The CBRT has also surprised its doubters under new Governor Şahap Kavcıoğlu by keeping the cash rate steady at 19%, although there are risks that this could be reduced sooner than financial markets have anticipated, which many analysts say would be negative for the currency.

Barbe’s assessment and this week’s budget data came just days out from next Thursday’s CBRT interest rate decision and this is even more so than usual a landmark event for the Turkish Lira and economy.

“The lira eked out small gains vs the USD following the CBRT's decision to raise the foreign currency reserve requirement ratio by 2pp to 23% for deposits of less than a year and 17% for those over a year. A surprise rate cut by the CBRT next week could cause sentiment to turn sour,” warns ,” says Kenneth Broux, a currency strategist at Societe Generale.


Above: USD/TRY shown at daily intervals alongside GBP/TRY.

Every central bank event is always important for a currency and its related financial markets but even more so with the Lira after the damaging cycle of apparent political intervention at the central bank in pursuit of lower interest rates seen in recent years, which has prompted repeated bouts of sharp currency depreciation and lifted inflation rates further than desired by the CBRT.

The latest sell-off was in March and came in response to Ankara’s dismissal of current Governor Şahap Kavcıoğlu’s predecessor, which led markets to fear that the bank would quickly embark on a renewed cycle of interest rate cuts before the nascent inflation surge in Turkey has been contained.

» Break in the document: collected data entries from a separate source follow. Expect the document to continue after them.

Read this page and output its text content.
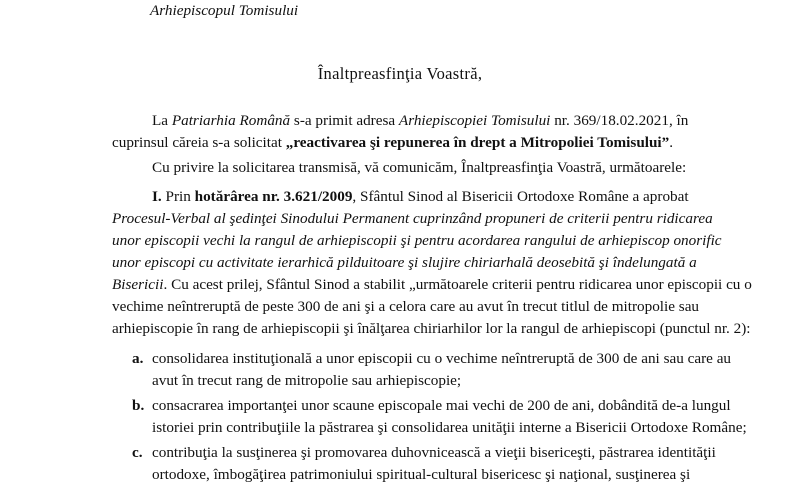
Arhiepiscopul Tomisului
Înaltpreasfinţia Voastră,
La Patriarhia Română s-a primit adresa Arhiepiscopiei Tomisului nr. 369/18.02.2021, în
cuprinsul căreia s-a solicitat „reactivarea şi repunerea în drept a Mitropoliei Tomisului”.
Cu privire la solicitarea transmisă, vă comunicăm, Înaltpreasfinţia Voastră, următoarele:
I. Prin hotărârea nr. 3.621/2009, Sfântul Sinod al Bisericii Ortodoxe Române a aprobat
Procesul-Verbal al şedinţei Sinodului Permanent cuprinzând propuneri de criterii pentru ridicarea
unor episcopii vechi la rangul de arhiepiscopii şi pentru acordarea rangului de arhiepiscop onorific
unor episcopi cu activitate ierarhică pilduitoare şi slujire chiriarhală deosebită şi îndelungată a
Bisericii. Cu acest prilej, Sfântul Sinod a stabilit „următoarele criterii pentru ridicarea unor episcopii cu o
vechime neîntreruptă de peste 300 de ani şi a celora care au avut în trecut titlul de mitropolie sau
arhiepiscopie în rang de arhiepiscopii şi înălţarea chiriarhilor lor la rangul de arhiepiscopi (punctul nr. 2):
a. consolidarea instituţională a unor episcopii cu o vechime neîntreruptă de 300 de ani sau care au
avut în trecut rang de mitropolie sau arhiepiscopie;
b. consacrarea importanţei unor scaune episcopale mai vechi de 200 de ani, dobândită de-a lungul
istoriei prin contribuţiile la păstrarea şi consolidarea unităţii interne a Bisericii Ortodoxe Române;
c. contribuţia la susţinerea şi promovarea duhovnicească a vieţii bisericeşti, păstrarea identităţii
ortodoxe, îmbogăţirea patrimoniului spiritual-cultural bisericesc şi naţional, susţinerea şi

So far the bank has maintained a steady hand but the currency market will inevitably wait with baited breath next week to hear if that approach will continue, while some observers may have been discouraged from such expectations by indications that the inflation targeting strategy could change.

“Turkish Central bank Governor Sahap Kavcioglu indicated that core inflation, rather than headline, could gain importance as the CBRT sets monetary policy,” says Mathias Van der Jeugt, head of research at KBC Markets in Brussels.

“Until recently, the CBTR governor indicated that the bank intended to keep the policy rate above the inflation rate. August CPI data published on Friday printed at 19.25% Y/Y for headline CPI, but core CPI eased from 17.25% to 16.76%,” Van der Jeugt wrote in an early September note.